Finally, the Committee had previously requested the Government to indicate whether rule 10 of the Industrial Relations Rules 1977 (IRR), which previously granted the Registrar overly broad authority to enter trade union offices, inspect documents, etc. without judicial review, had been repealed by the entry into force of the Labour Act 2006. The Committee noted that the Government stated, in this regard, that rule 10 of the IRR remains valid, and that – as its purpose was to maintain discipline in trade union administrations – it was not in favour of repealing the said provision. The Government further indicated that the workers’ representatives in the tripartite review process towards the enactment of the Labour Act had raised no objections to the Registrar’s authority in these matters. The Government further indicates in its report that if any union or federation is aggrieved about the procedure and verification by the Registrar, it can appeal to the labour court.

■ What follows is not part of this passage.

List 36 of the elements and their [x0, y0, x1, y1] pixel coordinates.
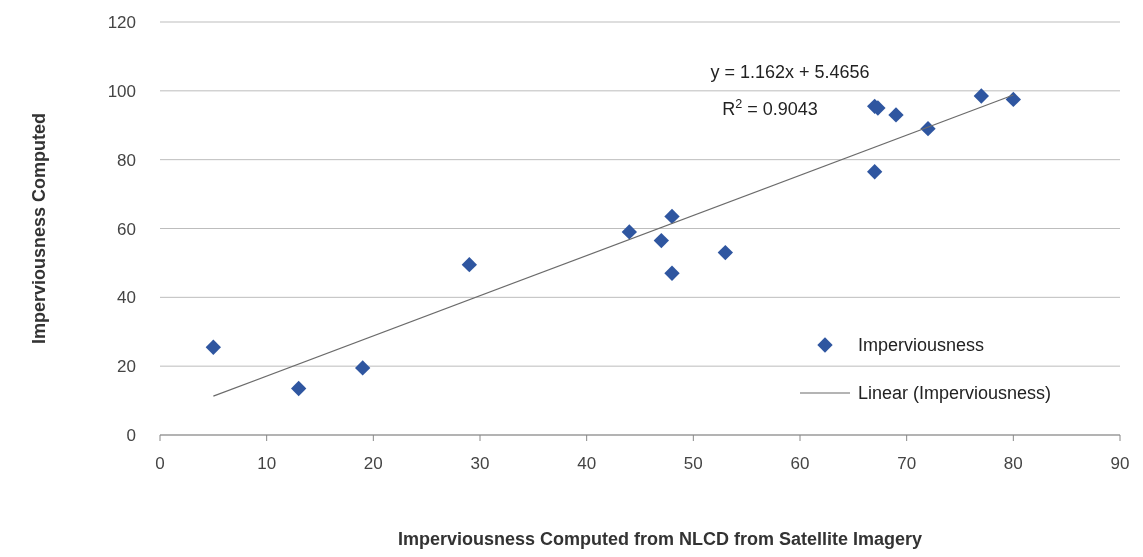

The Government adds that the Registrar does not go to the office of a trade union or federation for inspection unless their secretary or president applies to the Registrar for removal of irregularities, which is frequent. The Committee once again recalls that the right of workers’ and employers’ organizations to organize their administration without interference by the public authorities includes, in particular, autonomy and financial independence and the protection of the assets and property of these organizations. There is no violation of the Convention if such verification is limited to exceptional cases, for example in order to investigate a complaint, or if there have been allegations of embezzlement. Both the substance and the procedure of such verifications should however always be subject to review by the competent judicial authority affording every guarantee of impartiality and objectivity (see General Survey on freedom of association and collective bargaining, 1994, paragraphs 124 and 125). The Committee once again requests the Government to take the necessary measures to repeal rule 10 of the IRR or amend it so as to ensure that this provision granting the Registrar authority to supervise trade union internal affairs is in line with the principles mentioned above.
The Committee takes due note once again of the Government’s statement that it is fully committed to ensuring compliance with the Convention and the promotion of freedom of association in the country, and expects that all measures will be taken to bring the legislation into conformity with the Convention.
The Committee once again invites the Government to avail itself of the technical assistance of the Office in respect of all the matters raised above.